The static dissolution of γ′ precipitates during the supersolvus heat treatment of LSHR samples in two different starting conditions was measured and interpreted in the context of a series of diffusion simulations. From this work, the following conclusions have been drawn:

  1. 1.

    For a given starting average precipitate size, dissolution kinetics are considerably slower for a microstructure comprising γ′ precipitates within large γ grains (produced by prior supersolvus heat treatment and extended subsolvus coarsening) in comparison to that developed by subsolvus extrusion.
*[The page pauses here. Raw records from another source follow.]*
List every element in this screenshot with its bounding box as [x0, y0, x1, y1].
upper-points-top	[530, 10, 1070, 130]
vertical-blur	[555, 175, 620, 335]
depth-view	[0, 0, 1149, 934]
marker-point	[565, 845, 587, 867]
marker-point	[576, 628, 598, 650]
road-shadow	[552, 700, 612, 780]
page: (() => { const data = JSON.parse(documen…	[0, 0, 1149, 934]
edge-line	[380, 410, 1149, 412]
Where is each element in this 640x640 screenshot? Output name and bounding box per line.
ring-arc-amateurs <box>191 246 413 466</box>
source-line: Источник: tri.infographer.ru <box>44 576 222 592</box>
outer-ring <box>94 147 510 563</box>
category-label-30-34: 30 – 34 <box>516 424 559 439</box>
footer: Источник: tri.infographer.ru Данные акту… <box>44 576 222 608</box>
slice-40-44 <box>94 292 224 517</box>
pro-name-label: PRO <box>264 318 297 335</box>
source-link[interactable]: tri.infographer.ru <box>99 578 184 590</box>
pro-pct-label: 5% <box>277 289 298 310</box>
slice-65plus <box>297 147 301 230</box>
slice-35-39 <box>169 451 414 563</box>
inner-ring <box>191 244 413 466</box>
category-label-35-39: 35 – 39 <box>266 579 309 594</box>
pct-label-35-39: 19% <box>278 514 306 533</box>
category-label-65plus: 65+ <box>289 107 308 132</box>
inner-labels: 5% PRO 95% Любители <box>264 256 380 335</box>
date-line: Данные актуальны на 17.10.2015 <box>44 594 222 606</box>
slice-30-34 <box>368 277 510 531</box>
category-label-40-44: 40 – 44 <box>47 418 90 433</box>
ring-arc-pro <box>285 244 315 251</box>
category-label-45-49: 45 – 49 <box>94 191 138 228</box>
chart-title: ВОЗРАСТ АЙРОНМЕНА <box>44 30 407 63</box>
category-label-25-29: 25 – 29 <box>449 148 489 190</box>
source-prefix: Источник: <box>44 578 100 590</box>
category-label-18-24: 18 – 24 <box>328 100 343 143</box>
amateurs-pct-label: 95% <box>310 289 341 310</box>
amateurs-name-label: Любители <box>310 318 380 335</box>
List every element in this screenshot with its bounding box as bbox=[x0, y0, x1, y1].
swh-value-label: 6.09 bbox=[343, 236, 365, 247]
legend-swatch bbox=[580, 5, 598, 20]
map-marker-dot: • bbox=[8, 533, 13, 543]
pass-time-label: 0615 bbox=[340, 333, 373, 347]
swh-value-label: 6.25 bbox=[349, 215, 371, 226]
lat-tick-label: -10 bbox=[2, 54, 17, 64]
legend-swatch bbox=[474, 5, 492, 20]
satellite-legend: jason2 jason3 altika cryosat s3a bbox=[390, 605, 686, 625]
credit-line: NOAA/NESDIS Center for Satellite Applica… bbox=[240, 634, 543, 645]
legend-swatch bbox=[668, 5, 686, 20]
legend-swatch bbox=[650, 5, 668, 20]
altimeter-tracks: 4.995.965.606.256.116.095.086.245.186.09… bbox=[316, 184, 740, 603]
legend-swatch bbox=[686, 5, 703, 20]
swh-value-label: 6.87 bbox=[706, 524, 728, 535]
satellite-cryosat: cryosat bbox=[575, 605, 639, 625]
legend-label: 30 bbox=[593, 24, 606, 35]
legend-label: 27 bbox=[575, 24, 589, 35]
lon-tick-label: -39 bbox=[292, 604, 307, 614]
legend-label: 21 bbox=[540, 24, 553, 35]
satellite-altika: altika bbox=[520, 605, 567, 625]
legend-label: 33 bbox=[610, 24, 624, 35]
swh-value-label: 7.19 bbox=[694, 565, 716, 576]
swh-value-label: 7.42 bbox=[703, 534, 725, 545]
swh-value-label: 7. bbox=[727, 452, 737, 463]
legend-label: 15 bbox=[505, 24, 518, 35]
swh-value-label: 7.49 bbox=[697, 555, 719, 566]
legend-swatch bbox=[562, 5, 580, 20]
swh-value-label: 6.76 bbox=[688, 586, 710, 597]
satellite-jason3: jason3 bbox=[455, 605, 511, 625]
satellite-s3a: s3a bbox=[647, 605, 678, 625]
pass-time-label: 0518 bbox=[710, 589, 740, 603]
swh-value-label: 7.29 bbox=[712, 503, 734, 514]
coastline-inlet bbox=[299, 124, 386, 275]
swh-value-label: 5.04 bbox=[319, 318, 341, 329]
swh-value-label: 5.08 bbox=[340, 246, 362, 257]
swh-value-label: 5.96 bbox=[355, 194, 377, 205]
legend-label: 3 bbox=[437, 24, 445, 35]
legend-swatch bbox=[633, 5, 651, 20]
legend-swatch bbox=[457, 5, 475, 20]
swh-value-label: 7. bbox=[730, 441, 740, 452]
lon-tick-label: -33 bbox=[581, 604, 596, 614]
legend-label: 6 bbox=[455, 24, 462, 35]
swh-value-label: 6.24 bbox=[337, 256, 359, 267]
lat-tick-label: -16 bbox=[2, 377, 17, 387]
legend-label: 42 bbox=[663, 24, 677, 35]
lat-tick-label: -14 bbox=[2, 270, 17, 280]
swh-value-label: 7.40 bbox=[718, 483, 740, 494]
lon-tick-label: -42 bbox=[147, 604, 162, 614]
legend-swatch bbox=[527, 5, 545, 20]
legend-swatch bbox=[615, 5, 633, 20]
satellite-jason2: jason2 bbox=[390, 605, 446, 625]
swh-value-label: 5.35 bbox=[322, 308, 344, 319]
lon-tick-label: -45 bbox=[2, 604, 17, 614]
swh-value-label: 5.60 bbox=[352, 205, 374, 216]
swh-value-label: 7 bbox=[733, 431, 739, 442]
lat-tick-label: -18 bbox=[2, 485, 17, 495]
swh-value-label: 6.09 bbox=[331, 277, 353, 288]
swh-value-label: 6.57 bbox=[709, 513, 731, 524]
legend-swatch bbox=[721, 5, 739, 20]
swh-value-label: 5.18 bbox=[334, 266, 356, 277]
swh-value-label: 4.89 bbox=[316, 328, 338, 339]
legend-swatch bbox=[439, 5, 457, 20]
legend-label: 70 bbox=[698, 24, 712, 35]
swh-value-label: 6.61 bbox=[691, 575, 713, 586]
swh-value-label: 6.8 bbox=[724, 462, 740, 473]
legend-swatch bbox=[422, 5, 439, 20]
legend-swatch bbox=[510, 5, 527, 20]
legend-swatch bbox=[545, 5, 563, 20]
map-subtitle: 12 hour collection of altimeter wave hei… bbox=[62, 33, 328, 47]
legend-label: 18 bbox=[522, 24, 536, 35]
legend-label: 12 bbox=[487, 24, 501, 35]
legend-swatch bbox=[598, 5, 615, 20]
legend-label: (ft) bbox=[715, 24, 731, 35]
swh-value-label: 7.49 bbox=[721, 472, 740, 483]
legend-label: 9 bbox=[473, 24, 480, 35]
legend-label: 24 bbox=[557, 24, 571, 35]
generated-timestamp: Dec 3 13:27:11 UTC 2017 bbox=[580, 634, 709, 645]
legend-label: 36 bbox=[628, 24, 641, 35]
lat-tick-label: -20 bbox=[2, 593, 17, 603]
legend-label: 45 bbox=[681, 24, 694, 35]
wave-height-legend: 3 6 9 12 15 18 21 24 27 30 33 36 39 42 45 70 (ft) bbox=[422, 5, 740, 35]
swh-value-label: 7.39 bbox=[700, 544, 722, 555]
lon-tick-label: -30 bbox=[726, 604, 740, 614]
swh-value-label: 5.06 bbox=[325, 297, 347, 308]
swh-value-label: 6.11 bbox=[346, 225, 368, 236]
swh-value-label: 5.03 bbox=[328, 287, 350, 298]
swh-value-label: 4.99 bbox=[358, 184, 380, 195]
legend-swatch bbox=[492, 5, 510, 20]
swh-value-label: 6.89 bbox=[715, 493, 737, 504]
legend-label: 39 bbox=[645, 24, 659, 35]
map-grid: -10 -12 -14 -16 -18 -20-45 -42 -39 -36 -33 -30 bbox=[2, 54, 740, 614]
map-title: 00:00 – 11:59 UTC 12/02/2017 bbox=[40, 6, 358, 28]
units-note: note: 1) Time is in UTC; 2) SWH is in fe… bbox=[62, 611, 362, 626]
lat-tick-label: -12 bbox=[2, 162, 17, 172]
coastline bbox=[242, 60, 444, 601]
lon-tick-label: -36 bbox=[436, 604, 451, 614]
The enhanced dissolution rate for the latter microstructure is likely due to pipe diffusion associated with retained substructure.

  2. 2.

    Despite the stationary-interface assumption used to derive the Whelan solution for the dissolution of an isolated, spherical precipitate in an infinite matrix, reasonable quantitative estimates of the kinetics of dissolution of an aggregate of γ′ particles during supersolvus heat treatment can be obtained by the numerical integration of the pertinent differential equation provided account is taken of soft impingement of adjacent diffusion fields and the evolution of the average matrix composition and associated supersaturation.

  3. 3.

    The enhanced rate of dissolution of γ′ with relatively-small increases in temperature above the solvus is due to concurrent increases in the solute diffusivity and supersaturation.

  4. 4.

    An effective diffusivity, which is a specific fraction of the diffusivity of chromium in binary Ni-Cr alloys, can be used to model dissolution kinetics to a first order.